Longtemps considérées comme des menaces cantonnées aux régions tropicales, les maladies transmises par les moustiques et les tiques s’installent désormais au cœur des territoires européens, même si l’on sait à ce jour que sur 3 500 espèces de moustiques recensées dans le monde, seulement 3 à 6% nuisent à l’être humain (1). Sous l’effet combiné du changement climatique, de l’urbanisation et de la mondialisation des échanges, ces vecteurs étendent leur aire de répartition et favorisent l’émergence de nouvelles épidémies. À l’Institut Pasteur, chercheurs et entomologistes tentent de comprendre les mécanismes de cette expansion afin d’anticiper les crises sanitaires de demain.
La plupart des maladies infectieuses se transmettent directement d’un individu à un autre. D’autres empruntent une voie plus discrète, mais souvent plus difficile à contrôler : celle des vecteurs biologiques. Moustiques, tiques ou encore phlébotomes servent d’intermédiaires à des virus, bactéries ou parasites qui profitent de leurs piqûres pour atteindre l’être humain. Dengue, chikungunya, Zika, maladie de Lyme, paludisme (600 000 morts par an) ou leishmaniose appartiennent à cette vaste famille des maladies vectorielles, responsables de centaines de milliers de décès chaque année dans le monde.
Pendant longtemps, ces pathologies ont été associées aux régions tropicales. Pourtant, la situation évolue rapidement. En France métropolitaine, le moustique-tigre est désormais présent dans la majorité des départements et les cas de transmission locale de dengue ou de chikungunya se multiplient. Dans le même temps, certaines espèces de tiques colonisent de nouveaux territoires. Face à cette menace en pleine mutation, les chercheurs développent de nouvelles approches pour comprendre les vecteurs, surveiller leur progression et imaginer des stratégies de lutte innovantes.
Des vecteurs minuscules aux conséquences majeures
Les moustiques et les tiques sont devenus des acteurs majeurs de la santé mondiale. Leur dangerosité ne tient pas à leur taille mais à leur capacité à héberger et transmettre des agents pathogènes particulièrement redoutables. Lorsqu’ils se nourrissent du sang d’un animal ou d’un humain infecté, ils peuvent acquérir un virus, une bactérie ou un parasite, puis le transmettre à une nouvelle victime lors d’une piqûre ultérieure.
Parmi les milliers d’espèces de moustiques recensées dans le monde, seule une minorité représente une menace pour l’être humain. En France, le moustique-tigre, Aedes albopictus, est devenu le symbole de cette évolution sanitaire. Introduit dans les Alpes-Maritimes en 2004, il a progressivement colonisé une grande partie du territoire.
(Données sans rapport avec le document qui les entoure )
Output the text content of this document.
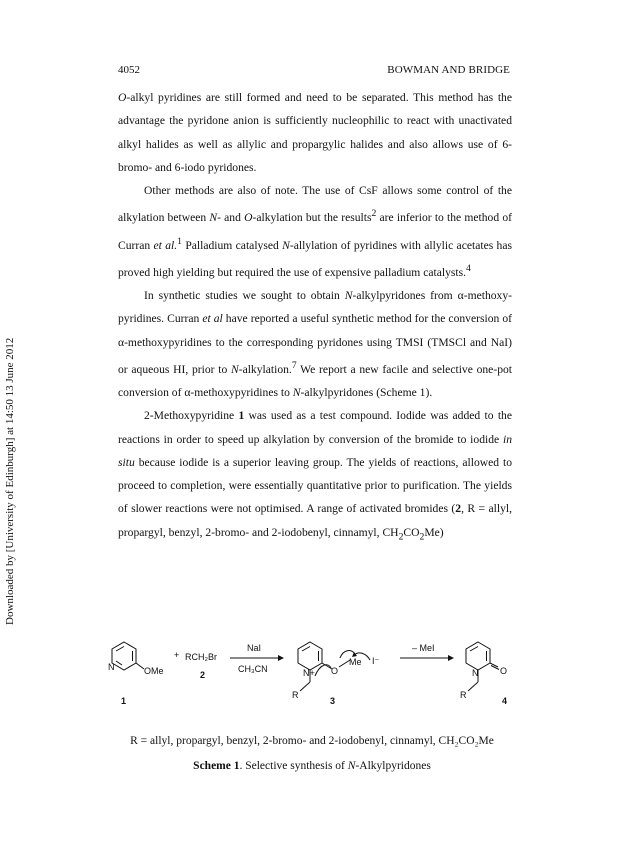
4052	BOWMAN AND BRIDGE
Downloaded by [University of Edinburgh] at 14:50 13 June 2012

O-alkyl pyridines are still formed and need to be separated. This method has the advantage the pyridone anion is sufficiently nucleophilic to react with unactivated alkyl halides as well as allylic and propargylic halides and also allows use of 6-bromo- and 6-iodo pyridones.

Other methods are also of note. The use of CsF allows some control of the alkylation between N- and O-alkylation but the results$^2$ are inferior to the method of Curran et al.$^1$ Palladium catalysed N-allylation of pyridines with allylic acetates has proved high yielding but required the use of expensive palladium catalysts.$^4$

In synthetic studies we sought to obtain N-alkylpyridones from α-methoxy-pyridines. Curran et al have reported a useful synthetic method for the conversion of α-methoxypyridines to the corresponding pyridones using TMSI (TMSCl and NaI) or aqueous HI, prior to N-alkylation.$^7$ We report a new facile and selective one-pot conversion of α-methoxypyridines to N-alkylpyridones (Scheme 1).

2-Methoxypyridine 1 was used as a test compound. Iodide was added to the reactions in order to speed up alkylation by conversion of the bromide to iodide in situ because iodide is a superior leaving group. The yields of reactions, allowed to proceed to completion, were essentially quantitative prior to purification. The yields of slower reactions were not optimised. A range of activated bromides (2, R = allyl, propargyl, benzyl, 2-bromo- and 2-iodobenyl, cinnamyl, $CH_2CO_2Me$)

N	OMe
+ RCH₂Br
2
NaI
CH₃CN	N+ O
Me I⁻
– MeI
N O
R	R
1	3	4
R = allyl, propargyl, benzyl, 2-bromo- and 2-iodobenyl, cinnamyl, CH₂CO₂Me
Scheme 1. Selective synthesis of N-Alkylpyridones
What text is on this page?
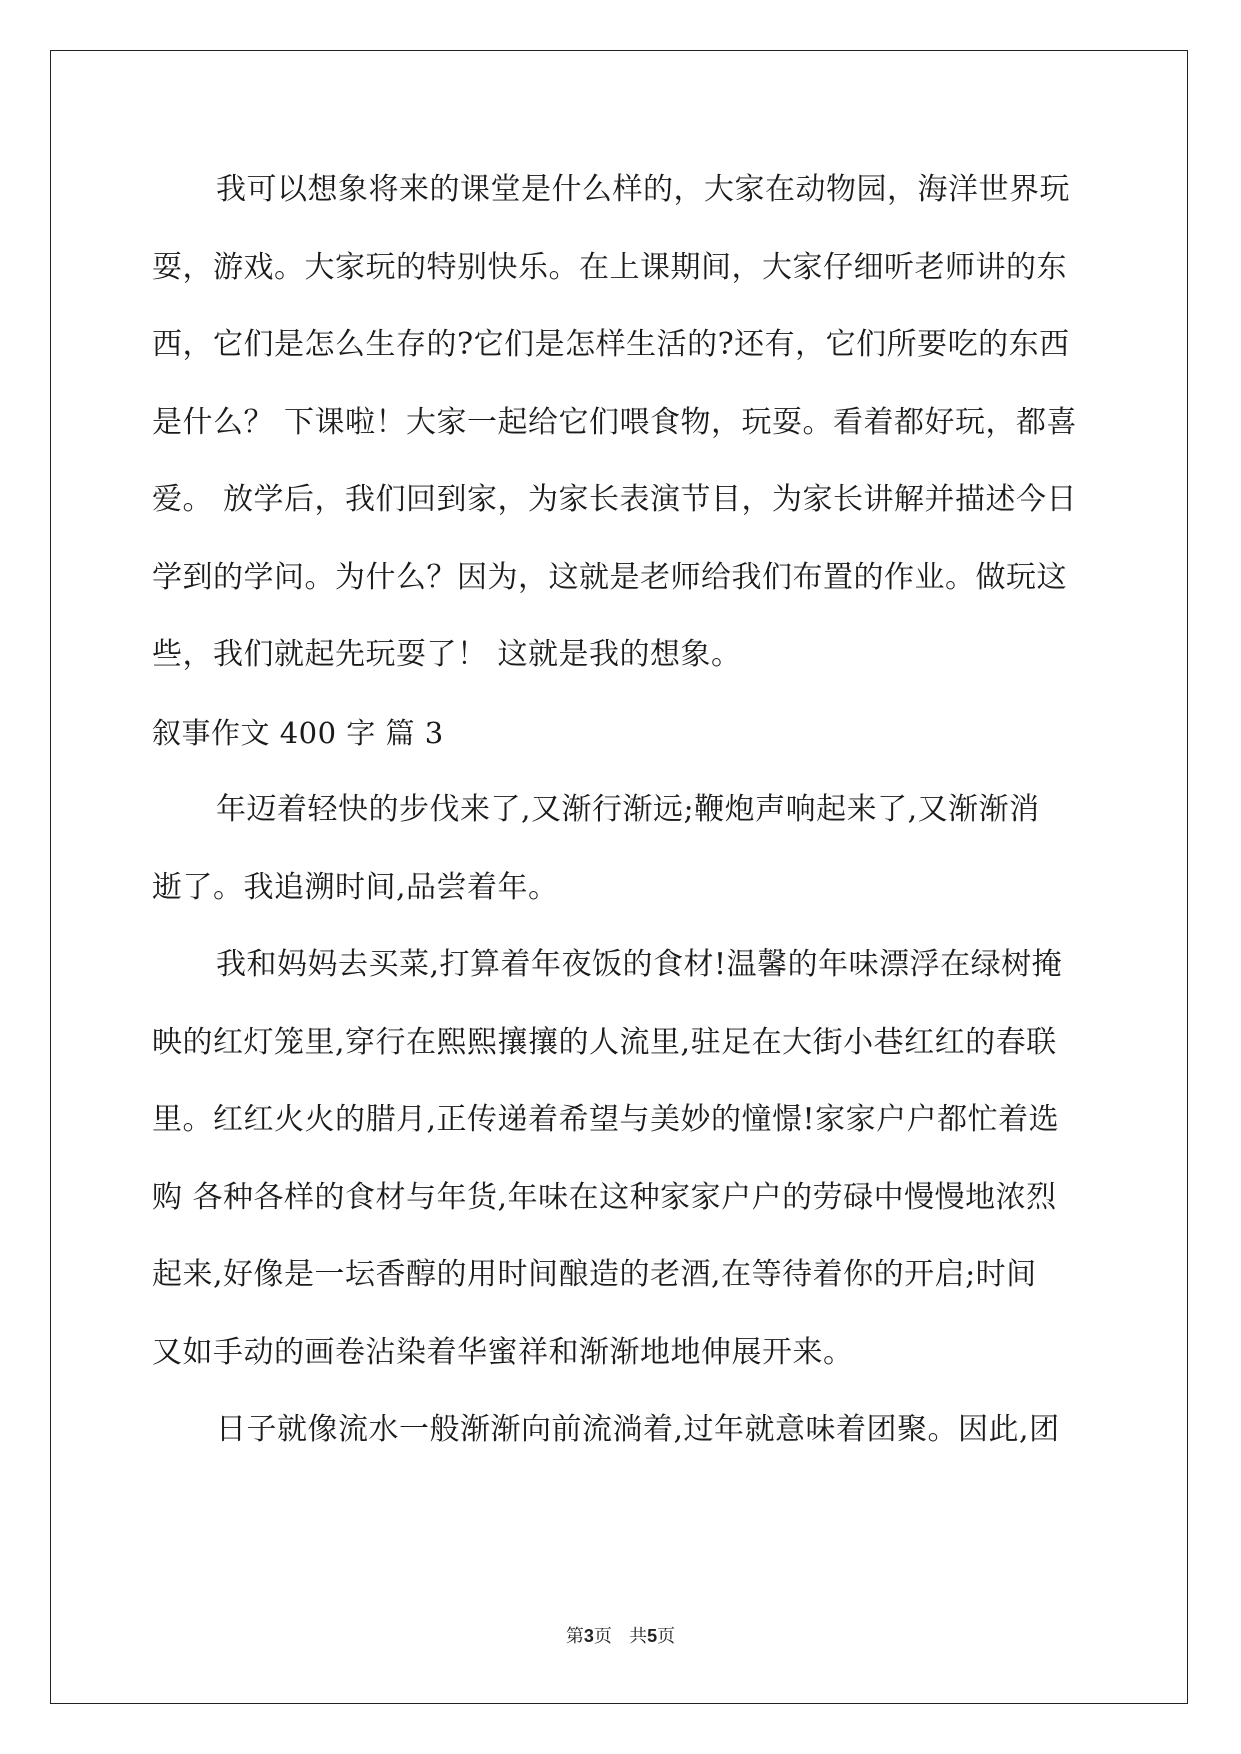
我可以想象将来的课堂是什么样的，大家在动物园，海洋世界玩
耍，游戏。大家玩的特别快乐。在上课期间，大家仔细听老师讲的东
西，它们是怎么生存的?它们是怎样生活的?还有，它们所要吃的东西
是什么？ 下课啦！大家一起给它们喂食物，玩耍。看着都好玩，都喜
爱。 放学后，我们回到家，为家长表演节目，为家长讲解并描述今日
学到的学问。为什么？因为，这就是老师给我们布置的作业。做玩这
些，我们就起先玩耍了！ 这就是我的想象。
叙事作文 400 字 篇 3
年迈着轻快的步伐来了,又渐行渐远;鞭炮声响起来了,又渐渐消
逝了。我追溯时间,品尝着年。
我和妈妈去买菜,打算着年夜饭的食材!温馨的年味漂浮在绿树掩
映的红灯笼里,穿行在熙熙攘攘的人流里,驻足在大街小巷红红的春联
里。红红火火的腊月,正传递着希望与美妙的憧憬!家家户户都忙着选
购 各种各样的食材与年货,年味在这种家家户户的劳碌中慢慢地浓烈
起来,好像是一坛香醇的用时间酿造的老酒,在等待着你的开启;时间
又如手动的画卷沾染着华蜜祥和渐渐地地伸展开来。
日子就像流水一般渐渐向前流淌着,过年就意味着团聚。因此,团
第3页 共5页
Son succès repose sur une remarquable capacité d’adaptation. Ses œufs peuvent survivre aux périodes froides grâce à un mécanisme de diapause qui leur permet d’attendre des conditions plus favorables pour éclore.
Cette espèce est aujourd’hui capable de transmettre la dengue, le chikungunya et le virus Zika. Le moustique commun, Culex pipiens, constitue une autre menace souvent moins visible. Il est notamment vecteur du virus du Nil occidental, susceptible de provoquer des atteintes neurologiques parfois graves.
Les tiques représentent un danger différent. Contrairement aux moustiques qui piquent rapidement, elles restent accrochées plusieurs jours à leur hôte. Cette proximité prolongée facilite la transmission de certains agents infectieux. La tique commune, Ixodes ricinus, est notamment responsable de la transmission de la maladie de Lyme et de l’encéphalite à tiques. Plus préoccupante encore, la tique géante Hyalomma marginatum progresse dans le sud de la France. Elle est capable de transmettre le virus de la fièvre hémorragique de Crimée-Congo, une maladie dont la létalité peut atteindre des niveaux particulièrement élevés.
Quand le changement climatique favorise les épidémies
Les maladies vectorielles connaissent aujourd’hui une expansion sans précédent. Selon les estimations internationales, près de 80 % de la population mondiale vit désormais dans des zones exposées à au moins une maladie transmise par des arthropodes vecteurs. L’expansion des maladies vectorielles ne relève pas du hasard. Elle résulte d’une combinaison de facteurs environnementaux qui modifient profondément les écosystèmes. Longtemps perçue comme relativement épargnée, l’Europe n’échappe plus à cette dynamique, et la France métropolitaine en offre une illustration particulièrement frappante.
L’année 2025 a marqué un tournant. Alors que les cas autochtones de dengue ou de chikungunya demeuraient exceptionnels il y a encore quelques années – rarement plus de quelques cas recensés chaque année avant 2022 –, les transmissions locales ont connu une accélération spectaculaire. Le moustique-tigre, est désormais implanté dans 81 départements français et constitue le principal moteur de cette évolution. Chaque voyageur revenant d’une zone d’endémie peut potentiellement introduire un virus susceptible d’être relayé localement par les populations de moustiques déjà installées.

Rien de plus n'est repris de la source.